Le déterminisme linguistique est la thèse selon laquelle la langue que l’on utilise a un impact sur la manière dont on perçoit le monde. (Une première chose à noter, c’est l’ambiguïté autour de la question de l’utilisation de la langue. Est-ce que je suis influencé uniquement par ma langue maternelle ou par la langue dans laquelle je m’exprime au moment ou je m’exprime ?) Cette thèse est associée aux linguistes Sapir et Worf, et son illustration le plus courante est l’idée (fausse) que parce que les Inuits ont plein de mots pour décrire la neige, ils perçoivent la neige différemment de ceux qui n’ont qu’un mot pour la décrire. S’il est possible, aujourd’hui, de continuer à en défendre une version extrêmement faible, il est impossible d’en défendre la version forte. (Pour une critique de la version forte, vous pouvez aller consulter The Language Hoax, de John McWhorter et The Stuff of Thought de Steven Pinker, pour une présentation de la version faible, je vous suggère Through the Language Glass, de Guy Deutscher).

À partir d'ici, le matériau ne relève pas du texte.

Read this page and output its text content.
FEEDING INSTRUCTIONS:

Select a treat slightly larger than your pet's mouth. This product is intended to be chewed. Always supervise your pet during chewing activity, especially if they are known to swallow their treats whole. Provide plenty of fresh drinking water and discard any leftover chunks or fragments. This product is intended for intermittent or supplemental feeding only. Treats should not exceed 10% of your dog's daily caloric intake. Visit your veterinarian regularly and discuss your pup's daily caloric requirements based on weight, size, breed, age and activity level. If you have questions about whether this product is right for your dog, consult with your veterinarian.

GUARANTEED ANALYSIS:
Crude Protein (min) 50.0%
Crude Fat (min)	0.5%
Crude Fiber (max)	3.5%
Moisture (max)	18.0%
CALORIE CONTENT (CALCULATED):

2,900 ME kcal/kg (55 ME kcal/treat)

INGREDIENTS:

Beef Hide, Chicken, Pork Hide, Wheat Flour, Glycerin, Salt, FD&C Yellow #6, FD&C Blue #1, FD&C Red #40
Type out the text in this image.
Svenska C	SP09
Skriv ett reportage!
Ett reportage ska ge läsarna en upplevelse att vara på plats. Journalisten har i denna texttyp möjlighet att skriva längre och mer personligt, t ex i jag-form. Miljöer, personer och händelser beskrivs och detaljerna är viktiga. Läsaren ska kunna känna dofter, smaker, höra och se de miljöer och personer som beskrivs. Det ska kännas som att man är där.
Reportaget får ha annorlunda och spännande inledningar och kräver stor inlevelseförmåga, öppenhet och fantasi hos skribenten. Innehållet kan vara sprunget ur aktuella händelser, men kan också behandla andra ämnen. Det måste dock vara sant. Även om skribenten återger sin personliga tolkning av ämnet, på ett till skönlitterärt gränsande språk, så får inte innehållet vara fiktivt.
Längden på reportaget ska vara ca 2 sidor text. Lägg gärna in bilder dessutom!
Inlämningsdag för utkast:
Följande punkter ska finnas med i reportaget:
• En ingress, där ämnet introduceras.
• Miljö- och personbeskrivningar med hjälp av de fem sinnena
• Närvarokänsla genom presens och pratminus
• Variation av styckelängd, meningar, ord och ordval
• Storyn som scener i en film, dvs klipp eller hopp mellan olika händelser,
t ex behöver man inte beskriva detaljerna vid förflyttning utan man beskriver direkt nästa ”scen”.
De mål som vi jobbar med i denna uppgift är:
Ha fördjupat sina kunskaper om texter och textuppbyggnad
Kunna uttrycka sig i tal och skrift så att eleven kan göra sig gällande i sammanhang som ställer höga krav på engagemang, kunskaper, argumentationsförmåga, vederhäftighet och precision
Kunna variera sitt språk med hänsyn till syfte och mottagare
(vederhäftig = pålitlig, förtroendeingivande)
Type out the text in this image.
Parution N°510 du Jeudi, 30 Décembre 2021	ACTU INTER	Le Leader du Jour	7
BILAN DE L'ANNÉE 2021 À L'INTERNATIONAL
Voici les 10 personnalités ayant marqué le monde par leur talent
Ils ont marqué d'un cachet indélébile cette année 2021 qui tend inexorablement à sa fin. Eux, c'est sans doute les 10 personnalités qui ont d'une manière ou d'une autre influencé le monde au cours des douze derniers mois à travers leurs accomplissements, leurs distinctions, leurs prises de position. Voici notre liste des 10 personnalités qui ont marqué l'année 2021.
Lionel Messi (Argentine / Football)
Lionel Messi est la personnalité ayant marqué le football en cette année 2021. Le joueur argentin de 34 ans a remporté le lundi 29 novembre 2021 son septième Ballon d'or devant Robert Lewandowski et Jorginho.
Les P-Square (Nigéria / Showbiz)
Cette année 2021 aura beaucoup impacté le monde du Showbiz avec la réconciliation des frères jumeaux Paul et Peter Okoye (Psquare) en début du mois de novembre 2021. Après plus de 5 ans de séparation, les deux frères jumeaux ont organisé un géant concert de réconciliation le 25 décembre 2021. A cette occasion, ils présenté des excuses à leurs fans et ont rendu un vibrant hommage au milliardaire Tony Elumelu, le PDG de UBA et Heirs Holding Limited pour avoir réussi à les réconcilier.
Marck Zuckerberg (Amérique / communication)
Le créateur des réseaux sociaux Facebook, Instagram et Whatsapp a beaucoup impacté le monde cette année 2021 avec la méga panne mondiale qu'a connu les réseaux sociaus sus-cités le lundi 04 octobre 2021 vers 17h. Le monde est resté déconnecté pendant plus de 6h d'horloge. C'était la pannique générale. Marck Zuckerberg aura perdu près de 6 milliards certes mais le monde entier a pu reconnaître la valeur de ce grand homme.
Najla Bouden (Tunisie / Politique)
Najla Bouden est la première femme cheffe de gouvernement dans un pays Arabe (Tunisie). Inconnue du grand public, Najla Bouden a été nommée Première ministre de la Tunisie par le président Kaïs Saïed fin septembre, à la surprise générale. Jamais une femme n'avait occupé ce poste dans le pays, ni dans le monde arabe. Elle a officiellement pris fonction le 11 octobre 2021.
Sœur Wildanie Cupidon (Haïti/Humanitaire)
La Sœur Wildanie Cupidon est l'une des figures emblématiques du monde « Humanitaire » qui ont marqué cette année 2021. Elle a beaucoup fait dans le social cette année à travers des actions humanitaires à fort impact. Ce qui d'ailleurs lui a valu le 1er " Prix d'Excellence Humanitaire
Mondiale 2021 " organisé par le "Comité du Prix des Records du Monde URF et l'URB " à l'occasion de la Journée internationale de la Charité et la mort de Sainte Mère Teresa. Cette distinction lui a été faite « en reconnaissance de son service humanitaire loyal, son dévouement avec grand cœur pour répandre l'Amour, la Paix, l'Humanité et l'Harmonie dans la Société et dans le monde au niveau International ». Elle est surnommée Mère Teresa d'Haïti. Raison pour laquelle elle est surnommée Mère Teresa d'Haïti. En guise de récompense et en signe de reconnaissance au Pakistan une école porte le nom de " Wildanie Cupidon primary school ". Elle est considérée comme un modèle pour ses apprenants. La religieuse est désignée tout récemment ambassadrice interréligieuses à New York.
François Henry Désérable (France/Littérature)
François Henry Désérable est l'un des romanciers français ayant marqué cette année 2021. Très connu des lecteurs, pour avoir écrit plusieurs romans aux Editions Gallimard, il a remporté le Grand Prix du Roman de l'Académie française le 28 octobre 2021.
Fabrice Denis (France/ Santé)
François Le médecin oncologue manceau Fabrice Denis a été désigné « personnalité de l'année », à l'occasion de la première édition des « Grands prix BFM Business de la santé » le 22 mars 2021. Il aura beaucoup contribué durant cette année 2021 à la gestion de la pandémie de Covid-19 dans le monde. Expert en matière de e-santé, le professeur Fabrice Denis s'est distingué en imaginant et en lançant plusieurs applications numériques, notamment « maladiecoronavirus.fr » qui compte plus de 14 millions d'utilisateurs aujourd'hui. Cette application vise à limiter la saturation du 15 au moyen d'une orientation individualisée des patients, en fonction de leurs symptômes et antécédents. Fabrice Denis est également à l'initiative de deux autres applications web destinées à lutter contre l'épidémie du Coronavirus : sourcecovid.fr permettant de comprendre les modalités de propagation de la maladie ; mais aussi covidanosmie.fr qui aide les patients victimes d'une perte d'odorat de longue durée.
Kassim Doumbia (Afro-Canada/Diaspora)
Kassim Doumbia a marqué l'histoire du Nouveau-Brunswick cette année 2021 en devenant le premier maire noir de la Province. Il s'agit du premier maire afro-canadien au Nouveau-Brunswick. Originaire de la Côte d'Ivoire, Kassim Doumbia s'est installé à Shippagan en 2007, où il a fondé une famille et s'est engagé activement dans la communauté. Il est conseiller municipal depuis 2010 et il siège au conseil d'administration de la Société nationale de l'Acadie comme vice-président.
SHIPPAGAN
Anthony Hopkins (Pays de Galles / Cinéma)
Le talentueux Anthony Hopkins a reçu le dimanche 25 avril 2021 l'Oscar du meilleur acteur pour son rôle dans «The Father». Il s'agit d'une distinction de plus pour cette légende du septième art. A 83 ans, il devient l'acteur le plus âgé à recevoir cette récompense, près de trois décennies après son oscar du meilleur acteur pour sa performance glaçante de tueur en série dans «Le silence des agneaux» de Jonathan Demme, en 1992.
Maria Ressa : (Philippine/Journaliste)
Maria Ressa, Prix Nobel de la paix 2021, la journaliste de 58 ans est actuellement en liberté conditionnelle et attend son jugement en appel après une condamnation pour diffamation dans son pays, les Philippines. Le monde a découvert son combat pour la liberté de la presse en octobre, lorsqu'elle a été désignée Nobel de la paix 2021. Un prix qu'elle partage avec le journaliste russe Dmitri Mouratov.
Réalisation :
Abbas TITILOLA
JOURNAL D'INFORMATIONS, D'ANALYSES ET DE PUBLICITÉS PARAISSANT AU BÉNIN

En gros, le consensus aujourd’hui est que les langues que l’on parle n’ont pratiquement pas d’influence sur la manière dont on perçoit le monde qui nous entoure. Par exemple, si la langue dans laquelle vous communiquez n’a pas de mot pour bleu, rose ou orange (et il y en a plein dans ce cas) vous pouvez quand même percevoir ces couleurs. En revanche, il semble que si la langue dans laquelle vous parlez à un mot pour parler du rose ou du bleu ciel (le russe par exemple) vous pourrez reconnaître un peu plus rapidement (quelque milliseconde) cette couleur. De ce point de vue là, donc, la pensée ne prend pas sa source dans le langage. La pensée s’exprime par le langage, mais la pensée n’est pas réellement influencée de manière significative par le langage.

Peut-être que par « la pensée » ce que ma collègue voulait dire, ce n’était pas vraiment ce que je pense, mais ce que j’exprime. Possible, mais honnêtement, il y a tellement d’interprétation possible que je vais les mettre de côté. D’autant que si c’est effectivement ça qu’elle voulait dire, soit c’est assez trivial comme idée (ça revient simplement à dire que pour m’exprimer j’ai besoin d’un canal de communication), soit ça revient à une forme de déterminisme linguistique parce que ce que j’exprime est influencé par la langue que j’utilise pour l’exprimer. Bref…

Cela dit, il est tout aussi possible que ma collègue n’ait pas voulu défendre une version du déterminisme linguistique, mais, qu’elle ait simplement voulu dire quelque chose d’assez trivial, à savoir que pour exprimer mes pensées, j’ai besoin d’un canal de communication. J’aurais tendance à croire que ce n’est pas le cas ici, car elle s’opposait à ce que j’essayais de dire, et rien dans cette évidence n’est contraire à ce que je disais.